Role of EPZ on Kenya's manufactured Exports

Author: Marang'a, Moses Wambugu

Awarding University: University of Nairobi, Kenya

Level : MA

Year: 2011

Holding Libraries: University of Nairobi Jomo Kenyatta Memorial Library ;

Subject Terms: Export Processing Zones, Kenya ; Exports ;

Abstract:

Since early 1990's, Kenya has implemented a number of trade and fiscal policy reforms that were partly intended to encourage increased export activity by manufacturing firms. This strategy to promote exports was in accordance with the principle that increased exports would enhance overall economic performance. The trade and fiscal policy reforms have been an integral part of Kenya's economic development strategic plan, a key policy instrument to spearhead rapid economic growth. In this paper, the question of the role of EPZ on manufactured exports in Kenya has been investigated. The study has used OLS technique to determine the level of increase of manufactured exports in Kenya as a result of EPZ investments and EPZ output growth.

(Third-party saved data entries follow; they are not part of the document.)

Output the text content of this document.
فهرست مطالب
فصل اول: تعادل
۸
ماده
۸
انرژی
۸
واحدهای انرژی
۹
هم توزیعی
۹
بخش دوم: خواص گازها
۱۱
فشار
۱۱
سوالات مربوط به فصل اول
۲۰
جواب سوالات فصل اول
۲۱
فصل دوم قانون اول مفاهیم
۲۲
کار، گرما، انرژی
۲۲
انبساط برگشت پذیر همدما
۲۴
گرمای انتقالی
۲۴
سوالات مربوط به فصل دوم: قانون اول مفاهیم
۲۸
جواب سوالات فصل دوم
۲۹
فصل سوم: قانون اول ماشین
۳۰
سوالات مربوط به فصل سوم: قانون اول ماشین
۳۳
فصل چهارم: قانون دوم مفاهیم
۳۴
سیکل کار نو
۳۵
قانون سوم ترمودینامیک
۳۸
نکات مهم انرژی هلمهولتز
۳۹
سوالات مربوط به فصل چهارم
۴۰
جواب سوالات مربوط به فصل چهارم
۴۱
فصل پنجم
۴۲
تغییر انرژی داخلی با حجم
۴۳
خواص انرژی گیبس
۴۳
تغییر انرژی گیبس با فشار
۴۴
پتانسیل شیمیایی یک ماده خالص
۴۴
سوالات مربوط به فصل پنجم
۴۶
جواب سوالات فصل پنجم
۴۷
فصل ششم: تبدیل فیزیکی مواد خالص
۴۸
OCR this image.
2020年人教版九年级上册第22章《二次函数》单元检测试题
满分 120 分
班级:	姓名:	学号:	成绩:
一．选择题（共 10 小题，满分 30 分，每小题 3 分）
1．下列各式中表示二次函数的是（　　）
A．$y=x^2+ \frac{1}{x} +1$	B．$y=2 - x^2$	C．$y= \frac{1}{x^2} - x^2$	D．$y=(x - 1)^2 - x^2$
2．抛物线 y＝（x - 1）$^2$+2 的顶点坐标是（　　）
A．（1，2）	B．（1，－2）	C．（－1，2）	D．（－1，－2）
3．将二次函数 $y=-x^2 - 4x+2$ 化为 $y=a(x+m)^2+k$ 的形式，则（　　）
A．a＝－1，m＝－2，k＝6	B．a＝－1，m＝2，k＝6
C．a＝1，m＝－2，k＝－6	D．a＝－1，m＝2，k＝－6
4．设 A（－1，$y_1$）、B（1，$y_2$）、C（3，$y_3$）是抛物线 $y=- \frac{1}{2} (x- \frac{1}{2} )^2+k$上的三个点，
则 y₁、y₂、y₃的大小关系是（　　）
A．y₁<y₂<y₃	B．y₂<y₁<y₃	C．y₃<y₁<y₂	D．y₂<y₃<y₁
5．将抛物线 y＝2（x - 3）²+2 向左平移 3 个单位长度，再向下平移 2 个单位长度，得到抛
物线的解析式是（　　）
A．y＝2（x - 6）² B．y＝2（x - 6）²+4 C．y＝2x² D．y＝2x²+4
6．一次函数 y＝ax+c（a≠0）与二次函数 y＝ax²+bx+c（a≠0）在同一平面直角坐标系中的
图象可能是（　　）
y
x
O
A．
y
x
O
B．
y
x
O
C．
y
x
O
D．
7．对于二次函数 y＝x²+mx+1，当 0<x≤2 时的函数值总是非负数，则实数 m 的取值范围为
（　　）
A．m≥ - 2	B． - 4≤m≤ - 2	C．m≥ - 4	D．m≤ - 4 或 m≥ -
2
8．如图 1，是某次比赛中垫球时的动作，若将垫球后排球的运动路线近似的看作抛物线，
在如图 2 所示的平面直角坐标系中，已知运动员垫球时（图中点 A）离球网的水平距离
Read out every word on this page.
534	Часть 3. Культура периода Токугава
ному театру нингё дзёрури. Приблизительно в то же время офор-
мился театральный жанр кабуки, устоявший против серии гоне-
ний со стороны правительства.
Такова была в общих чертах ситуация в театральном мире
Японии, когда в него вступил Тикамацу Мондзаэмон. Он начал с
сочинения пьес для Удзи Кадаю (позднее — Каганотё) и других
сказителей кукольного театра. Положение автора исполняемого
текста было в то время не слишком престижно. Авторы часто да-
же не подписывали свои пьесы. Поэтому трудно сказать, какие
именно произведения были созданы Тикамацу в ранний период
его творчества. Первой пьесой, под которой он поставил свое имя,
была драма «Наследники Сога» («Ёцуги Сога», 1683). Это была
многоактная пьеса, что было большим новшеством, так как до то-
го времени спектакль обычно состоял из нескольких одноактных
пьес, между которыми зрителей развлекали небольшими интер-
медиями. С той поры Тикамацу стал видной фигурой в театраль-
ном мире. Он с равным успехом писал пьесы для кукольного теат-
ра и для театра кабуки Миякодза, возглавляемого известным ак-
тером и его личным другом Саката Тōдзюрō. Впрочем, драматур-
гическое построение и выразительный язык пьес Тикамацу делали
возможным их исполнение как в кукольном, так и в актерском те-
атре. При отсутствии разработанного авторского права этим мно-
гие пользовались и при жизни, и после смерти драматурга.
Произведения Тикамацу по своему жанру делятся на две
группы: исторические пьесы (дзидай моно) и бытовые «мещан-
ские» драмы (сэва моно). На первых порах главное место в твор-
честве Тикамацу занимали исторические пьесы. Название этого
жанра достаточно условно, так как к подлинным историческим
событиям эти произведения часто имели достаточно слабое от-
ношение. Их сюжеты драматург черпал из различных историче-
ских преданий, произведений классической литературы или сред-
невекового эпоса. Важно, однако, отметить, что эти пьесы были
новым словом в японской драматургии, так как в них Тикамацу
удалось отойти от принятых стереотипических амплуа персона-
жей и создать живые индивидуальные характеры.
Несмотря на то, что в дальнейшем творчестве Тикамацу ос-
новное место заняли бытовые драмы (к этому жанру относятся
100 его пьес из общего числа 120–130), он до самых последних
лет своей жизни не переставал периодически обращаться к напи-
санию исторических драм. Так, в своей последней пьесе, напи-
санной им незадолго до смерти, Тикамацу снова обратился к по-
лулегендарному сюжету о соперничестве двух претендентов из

In line with this study's objective, the key findings are that there is a positive and significant relationship between EPZ output and manufactured exports. Further, there is a positive but insignificant relationship between EPZ investment and manufactured exports. Consequently, any policy measure that can help boost the output level of firms operating under EPZ is expected to go a long way in increasing the level of Kenya's manufactured exports.